Digitalisierung führt für viele Unternehmen außerdem dazu, dass sie sich von klar strukturierten, hierarchischen Organisationen hin zu flexiblen (agilen) Unternehmen wandeln. Diese werden heute verbreitet als "composable enterprise" beschrieben und so konzipiert, dass sie agil und weltweit skalierbar sind und sich neue Wege für die Geschäftserbringung ergeben.

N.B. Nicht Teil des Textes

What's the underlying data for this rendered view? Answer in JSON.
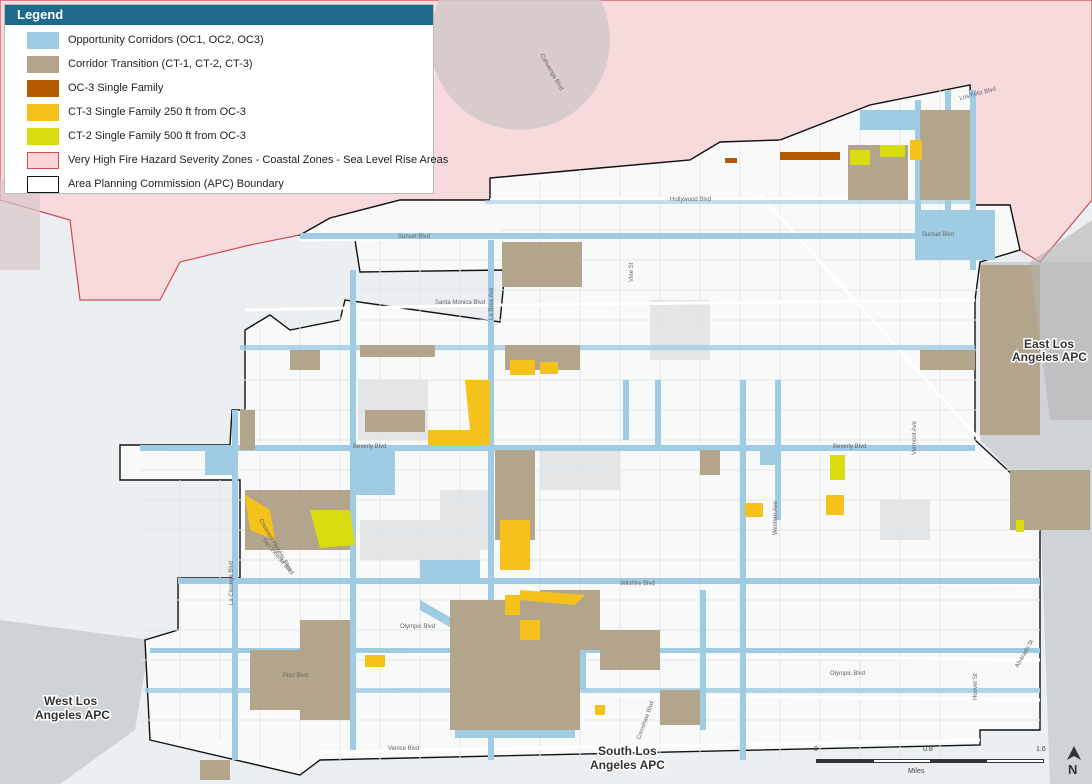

Digitalisierung ist dafür der zentrale Enabler, die IT wird untrennbarer Bestandteil des Business.

EAM ist ein wesentlicher Garant für das Erfüllen regulativer und resilienter Anforderungen

EA-Managementsysteme verfügen über Metamodelle, die den Verantwortlichen und Stakeholdern "auf Knopfdruck" wichtige Grundlageninformationen bereitstellen können. Dies gilt etwa für die Bereitstellung von Auswertungen zu regulatorischen Anforderungen, die gemäß DSGVO zu erfüllen sind.

Die Rolle von EAM ändert sich vielfach signifikant von der Risikovermeidung hin zur Anpassungsfähigkeit und dem Umgang mit Unsicherheiten – denn nur so ist die Überlebensfähigkeit des Unternehmens zu sichern. Erst wenn mit EAM-Unterstützung wesentliche Daten des Unternehmens strukturiert bereitgestellt und beherrscht werden, können durch die Analyse dieser Daten Stärken und Schwächen des Unternehmens in Hinblick auf zukünftige digitale Herausforderungen erkannt werden, um anschließend in Zusammenarbeit mit dem Business die richtigen Innovationen anzustoßen.

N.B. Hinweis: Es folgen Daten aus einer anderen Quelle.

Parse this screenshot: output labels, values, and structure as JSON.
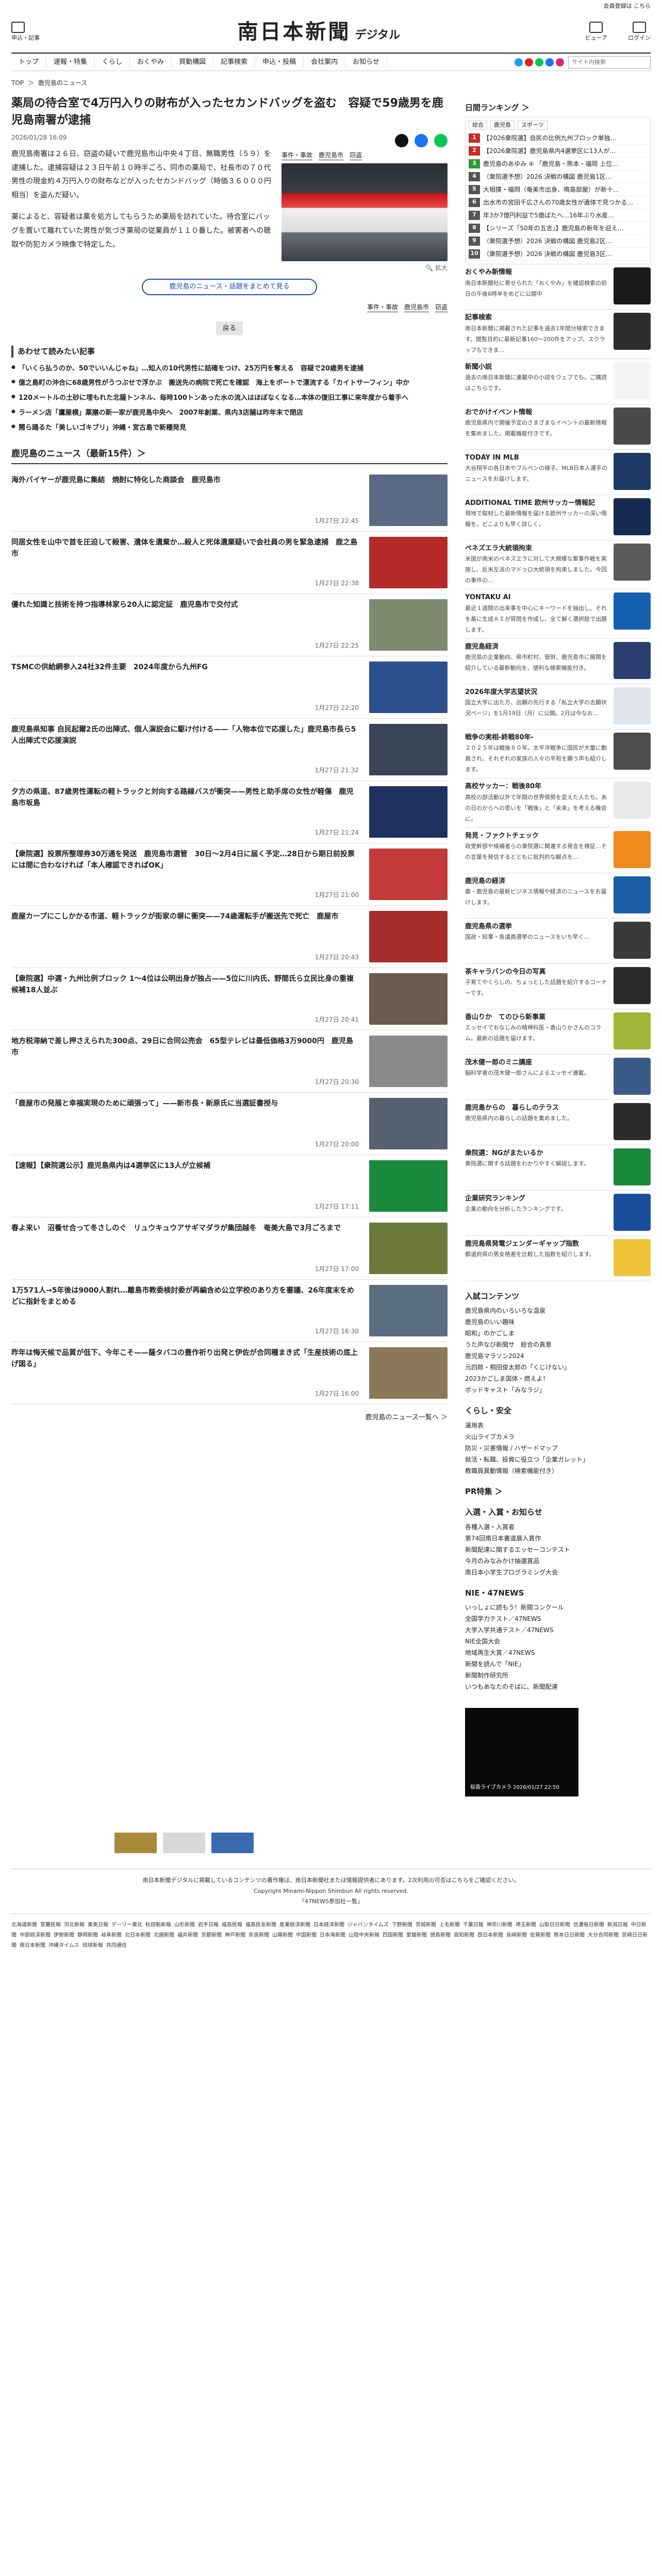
{
  "topbar": {
    "link": "会員登録は こちら"
  },
  "header": {
    "menu_label": "申込・記事",
    "logo_main": "南日本新聞",
    "logo_sub": "デジタル",
    "right1": "ビューア",
    "right2": "ログイン"
  },
  "nav": [
    "トップ",
    "速報・特集",
    "くらし",
    "おくやみ",
    "買動構図",
    "記事検索",
    "申込・投稿",
    "会社案内",
    "お知らせ"
  ],
  "search": {
    "placeholder": "サイト内検索"
  },
  "breadcrumb": [
    "TOP",
    "鹿児島のニュース"
  ],
  "article": {
    "title": "薬局の待合室で4万円入りの財布が入ったセカンドバッグを盗む　容疑で59歳男を鹿児島南署が逮捕",
    "date": "2026/01/28 16:09",
    "p1": "鹿児島南署は２６日、窃盗の疑いで鹿児島市山中央４丁目、無職男性（５９）を逮捕した。逮捕容疑は２３日午前１０時半ごろ、同市の薬局で、社長市の７０代男性の現金約４万円入りの財布などが入ったセカンドバッグ（時価３６０００円相当）を盗んだ疑い。",
    "p2": "薬によると、容疑者は薬を処方してもらうため薬局を訪れていた。待合室にバッグを置いて離れていた男性が気づき薬局の従業員が１１０番した。被害者への聴取や防犯カメラ映像で特定した。",
    "photo_tags": [
      "事件・事故",
      "鹿児島市",
      "窃盗"
    ],
    "enlarge": "拡大",
    "pill": "鹿児島のニュース・話題をまとめて見る",
    "bottom_tags": [
      "事件・事故",
      "鹿児島市",
      "窃盗"
    ],
    "back": "戻る"
  },
  "related": {
    "heading": "あわせて読みたい記事",
    "items": [
      "「いくら払うのか、50でいいんじゃね」…知人の10代男性に詰確をつけ、25万円を奪える　容疑で20歳男を逮捕",
      "億之島町の沖合に68歳男性がうつぶせで浮かぶ　搬送先の病院で死亡を確認　海上をボートで漂流する「カイトサーフィン」中か",
      "120メートルの土砂に埋もれた北薩トンネル、毎時100トンあった水の流入はほぼなくなる…本体の復旧工事に来年度から着手へ",
      "ラーメン店「鷹屋横」薬膳の新一家が鹿児島中央へ　2007年創業、県内3店舗は昨年末で閉店",
      "鬧ら踊るた「美しいゴキブリ」沖縄・宮古島で新種発見"
    ]
  },
  "news": {
    "heading": "鹿児島のニュース（最新15件）＞",
    "items": [
      {
        "title": "海外バイヤーが鹿児島に集結　焼酎に特化した商談会　鹿児島市",
        "date": "1月27日 22:45",
        "color": "#5a6a84"
      },
      {
        "title": "同居女性を山中で首を圧迫して殺害、遺体を遺棄か…殺人と死体遺棄疑いで会社員の男を緊急逮捕　鹿之島市",
        "date": "1月27日 22:38",
        "color": "#b72a2a"
      },
      {
        "title": "優れた知識と技術を持つ指導林家ら20人に認定証　鹿児島市で交付式",
        "date": "1月27日 22:25",
        "color": "#7c8a6e"
      },
      {
        "title": "TSMCの供給網参入24社32件主要　2024年度から九州FG",
        "date": "1月27日 22:20",
        "color": "#2a4f8c"
      },
      {
        "title": "鹿児島県知事 自民起爾2氏の出陣式、個人演説会に駆け付ける——「人物本位で応援した」鹿児島市長ら5人出陣式で応援演説",
        "date": "1月27日 21:32",
        "color": "#3a4658"
      },
      {
        "title": "夕方の県道、87歳男性運転の軽トラックと対向する路線バスが衝突——男性と助手席の女性が軽傷　鹿児島市坂島",
        "date": "1月27日 21:24",
        "color": "#1f3160"
      },
      {
        "title": "【衆院選】投票所整理券30万通を発送　鹿児島市選管　30日〜2月4日に届く予定…28日から期日前投票には間に合わなければ「本人確認できればOK」",
        "date": "1月27日 21:00",
        "color": "#c43a3a"
      },
      {
        "title": "鹿屋カープにこしかかる市道、軽トラックが街家の塀に衝突——74歳運転手が搬送先で死亡　鹿屋市",
        "date": "1月27日 20:43",
        "color": "#a72d2d"
      },
      {
        "title": "【衆院選】中選・九州比例ブロック 1〜4位は公明出身が独占——5位に川内氏、野間氏ら立民比身の重複候補18人並ぶ",
        "date": "1月27日 20:41",
        "color": "#6a5c4e"
      },
      {
        "title": "地方税滞納で差し押さえられた300点、29日に合同公売会　65型テレビは最低価格3万9000円　鹿児島市",
        "date": "1月27日 20:30",
        "color": "#8a8a8a"
      },
      {
        "title": "「鹿屋市の発展と幸福実現のために頑張って」——新市長・新原氏に当選証書授与",
        "date": "1月27日 20:00",
        "color": "#556070"
      },
      {
        "title": "【速報】【衆院選公示】鹿児島県内は4選挙区に13人が立候補",
        "date": "1月27日 17:11",
        "color": "#1c8a3c"
      },
      {
        "title": "春よ来い　沼養せ合って冬さしのぐ　リュウキュウアサギマダラが集団越冬　奄美大島で3月ごろまで",
        "date": "1月27日 17:00",
        "color": "#6e7a3c"
      },
      {
        "title": "1万571人→5年後は9000人割れ…離島市教委検討委が再編含め公立学校のあり方を審議、26年度末をめどに指針をまとめる",
        "date": "1月27日 16:30",
        "color": "#5a6e82"
      },
      {
        "title": "昨年は悔天候で品質が低下、今年こそ——薩タバコの豊作祈り出発と伊佐が合同種まき式「生産技術の底上げ図る」",
        "date": "1月27日 16:00",
        "color": "#8a7858"
      }
    ],
    "more": "鹿児島のニュース一覧へ ＞"
  },
  "sidebar": {
    "ranking_title": "日間ランキング ＞",
    "ranking_tabs": [
      "総合",
      "鹿児島",
      "スポーツ"
    ],
    "ranking": [
      {
        "n": "1",
        "t": "【2026衆院選】自民の比例九州ブロック単独…",
        "c": "#c82b2b"
      },
      {
        "n": "2",
        "t": "【2026衆院選】鹿児島県内4選挙区に13人が…",
        "c": "#c82b2b"
      },
      {
        "n": "3",
        "t": "鹿児島のあゆみ ④ 「鹿児島・熊本・福岡 上位…",
        "c": "#2c9a3a"
      },
      {
        "n": "4",
        "t": "（衆院選予想）2026 決戦の構図 鹿児島1区…",
        "c": "#555555"
      },
      {
        "n": "5",
        "t": "大相撲・福岡（奄美市出身、鳴島部屋）が新十…",
        "c": "#555555"
      },
      {
        "n": "6",
        "t": "出水市の宮田千広さんの70歳女性が遺体で見つかる…",
        "c": "#555555"
      },
      {
        "n": "7",
        "t": "年3か7億円利益で5億ぱたへ…16年ぶり水産…",
        "c": "#555555"
      },
      {
        "n": "8",
        "t": "【シリーズ「50年の五言」】鹿児島の新年を迎え…",
        "c": "#555555"
      },
      {
        "n": "9",
        "t": "（衆院選予想）2026 決戦の構図 鹿児島2区…",
        "c": "#555555"
      },
      {
        "n": "10",
        "t": "（衆院選予想）2026 決戦の構図 鹿児島3区…",
        "c": "#555555"
      }
    ],
    "boxes": [
      {
        "title": "おくやみ新情報",
        "text": "南日本新聞社に寄せられた「おくやみ」を確認検索の前日の午後6時半をめどに公開中",
        "color": "#1a1a1a"
      },
      {
        "title": "記事検索",
        "text": "南日本新聞に掲載された記事を過去1年間分検索できます。閲覧目的に最新記事160〜200件をアップ。スクラップもできま…",
        "color": "#2d2d2d"
      },
      {
        "title": "新聞小説",
        "text": "過去の南日本新聞に連載中の小説をウェブでも。ご購読はこちらです。",
        "color": "#f4f4f4"
      },
      {
        "title": "おでかけイベント情報",
        "text": "鹿児島県内で開催予定のさまざまなイベントの最新情報を集めました。掲載機能付きです。",
        "color": "#4a4a4a"
      },
      {
        "title": "TODAY IN MLB",
        "text": "大谷翔平の各日本やブルペンの様子、MLB日本人選手のニュースをお届けします。",
        "color": "#1e3a66"
      },
      {
        "title": "ADDITIONAL TIME 欧州サッカー情報記",
        "text": "現地で取材した最新情報を届ける欧州サッカーの深い情報を、どこよりも早く詳しく。",
        "color": "#142a50"
      },
      {
        "title": "ペネズエラ大統領拘束",
        "text": "米国が南米のベネズエラに対して大規模な軍事作戦を実施し、反米左派のマドゥロ大統領を拘束しました。今回の事件の…",
        "color": "#5a5a5a"
      },
      {
        "title": "YONTAKU AI",
        "text": "最近１週間の出来事を中心にキーワードを抽出し、それを基に生成ＡＩが質問を作成し、全て解く選択肢で出題します。",
        "color": "#1560b0"
      },
      {
        "title": "鹿児島経済",
        "text": "鹿児島の企業動向、県市町村、管財、鹿児島市に展開を紹介している最新動向を、便利な検索機能付き。",
        "color": "#2a3e72"
      },
      {
        "title": "2026年度大学志望状況",
        "text": "国立大学に出た方、出願の先行する「私立大学の志願状況ページ」を1月19日（月）に公開。2月は今なお…",
        "color": "#e0e4ea"
      },
      {
        "title": "戦争の実相-終戦80年-",
        "text": "２０２５年は戦後８０年。太平洋戦争に国民が大量に動員され、それぞれの家族の人々の平和を願う声も紹介します。",
        "color": "#4e4e4e"
      },
      {
        "title": "高校サッカー：戦後80年",
        "text": "高校の部活動以外で年間の世界情勢を変えた人たち。あの日のからへの思いを「戦後」と「未来」を考える機会に。",
        "color": "#e9e9e9"
      },
      {
        "title": "発見・ファクトチェック",
        "text": "政党幹部や候補者らの衆院選に関連する発言を検証…その言葉を発信するとともに批判的な観点を…",
        "color": "#f08a1a"
      },
      {
        "title": "鹿児島の経済",
        "text": "鹿・鹿児島の最新ビジネス情報や経済のニュースをお届けします。",
        "color": "#1a5fa8"
      },
      {
        "title": "鹿児島県の選挙",
        "text": "国政・知事・各議員選挙のニュースをいち早く…",
        "color": "#3a3a3a"
      },
      {
        "title": "茶キャラバンの今日の写真",
        "text": "子育てやくらしの、ちょっとした話題を紹介するコーナーです。",
        "color": "#2a2a2a"
      },
      {
        "title": "香山りか　てのひら新事業",
        "text": "エッセイでおなじみの精神科医・香山りかさんのコラム。最新の話題を届けます。",
        "color": "#a3b63a"
      },
      {
        "title": "茂木健一郎のミニ講座",
        "text": "脳科学者の茂木健一郎さんによるエッセイ連載。",
        "color": "#3a5a8a"
      },
      {
        "title": "鹿児島からの　暮らしのテラス",
        "text": "鹿児島県内の暮らしの話題を集めました。",
        "color": "#2b2b2b"
      },
      {
        "title": "衆院選：NGがまたいるか",
        "text": "衆院選に関する話題をわかりやすく解説します。",
        "color": "#1c8a3c"
      },
      {
        "title": "企業研究ランキング",
        "text": "企業の動向を分析したランキングです。",
        "color": "#1a4e9a"
      },
      {
        "title": "鹿児島県発電ジェンダーギャップ指数",
        "text": "都道府県の男女格差を比較した指数を紹介します。",
        "color": "#f0c23a"
      }
    ],
    "lists": [
      {
        "title": "入試コンテンツ",
        "items": [
          "鹿児島県内のいろいろな温泉",
          "鹿児島のいい趣味",
          "昭和」のかごしま",
          "うた声なび新聞サ　総合の真意",
          "鹿児島マラソン2024",
          "元四郎・桐田俊太郎の「くじけない」",
          "2023かごしま国体・燃えよ！",
          "ポッドキャスト「みなラジ」"
        ]
      },
      {
        "title": "くらし・安全",
        "items": [
          "運用表",
          "火山ライブカメラ",
          "防災・災害情報 / ハザードマップ",
          "就活・転職、投資に役立つ「企業ガレット」",
          "教職員異動情報（検索機能付き）"
        ]
      },
      {
        "title": "PR特集 ＞",
        "items": []
      },
      {
        "title": "入選・入賞・お知らせ",
        "items": [
          "各種入選・入賞者",
          "第74回南日本書道展入賞作",
          "新聞配達に関するエッセーコンテスト",
          "今月のみなみかけ抽選賞品",
          "南日本小学生プログラミング大会"
        ]
      },
      {
        "title": "NIE・47NEWS",
        "items": [
          "いっしょに読もう！新聞コンクール",
          "全国学力テスト／47NEWS",
          "大学入学共通テスト／47NEWS",
          "NIE全国大会",
          "地域再生大賞／47NEWS",
          "新聞を読んで「NIE」",
          "新聞制作研究所",
          "いつもあなたのそばに、新聞配達"
        ]
      }
    ],
    "video_caption": "桜島ライブカメラ 2026/01/27 22:50"
  },
  "footer": {
    "line1": "南日本新聞デジタルに掲載しているコンテンツの著作権は、南日本新聞社または情報提供者にあります。2次利用の可否はこちらをご確認ください。",
    "line2": "Copyright Minami-Nippon Shimbun All rights reserved.",
    "line3": "「47NEWS参加社一覧」",
    "links": [
      "北海道新聞",
      "室蘭民報",
      "河北新報",
      "東奥日報",
      "デーリー東北",
      "秋田魁新報",
      "山形新聞",
      "岩手日報",
      "福島民報",
      "福島民友新聞",
      "産業経済新聞",
      "日本経済新聞",
      "ジャパンタイムズ",
      "下野新聞",
      "茨城新聞",
      "上毛新聞",
      "千葉日報",
      "神奈川新聞",
      "埼玉新聞",
      "山梨日日新聞",
      "信濃毎日新聞",
      "新潟日報",
      "中日新聞",
      "中部経済新聞",
      "伊勢新聞",
      "静岡新聞",
      "岐阜新聞",
      "北日本新聞",
      "北國新聞",
      "福井新聞",
      "京都新聞",
      "神戸新聞",
      "奈良新聞",
      "山陽新聞",
      "中国新聞",
      "日本海新聞",
      "山陰中央新報",
      "四国新聞",
      "愛媛新聞",
      "徳島新聞",
      "高知新聞",
      "西日本新聞",
      "長崎新聞",
      "佐賀新聞",
      "熊本日日新聞",
      "大分合同新聞",
      "宮崎日日新聞",
      "南日本新聞",
      "沖縄タイムス",
      "琉球新報",
      "共同通信"
    ]
  }
}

EA weiterentwickeln: Handlungskonzept vereinbaren

Zur Optimierung des Enterprise-Architecture-Managements wird – analog zu den Empfehlungen von Gartner [3] – ein Ausbau in folgenden Teilschritten empfohlen:

  • Redefine EAM: EAM und EA neu "justieren".
  • Change the way you lead: New Leadership etablieren.
  • Build the EA-Team: Umfasst insbesondere auch die Teamentwicklung sowie die Förderung der Personalentwicklung der Teammitglieder.
  • Deliver Business Value: EA-Value-Map, Quick wins und Nutzung intelligenter Technologien sichern.

Eine Detaillierung der Teilschritte mit den jeweiligen Aufgaben zeigt die folgende Übersicht:

EA und EAM neu "justieren" (Redefine EAM)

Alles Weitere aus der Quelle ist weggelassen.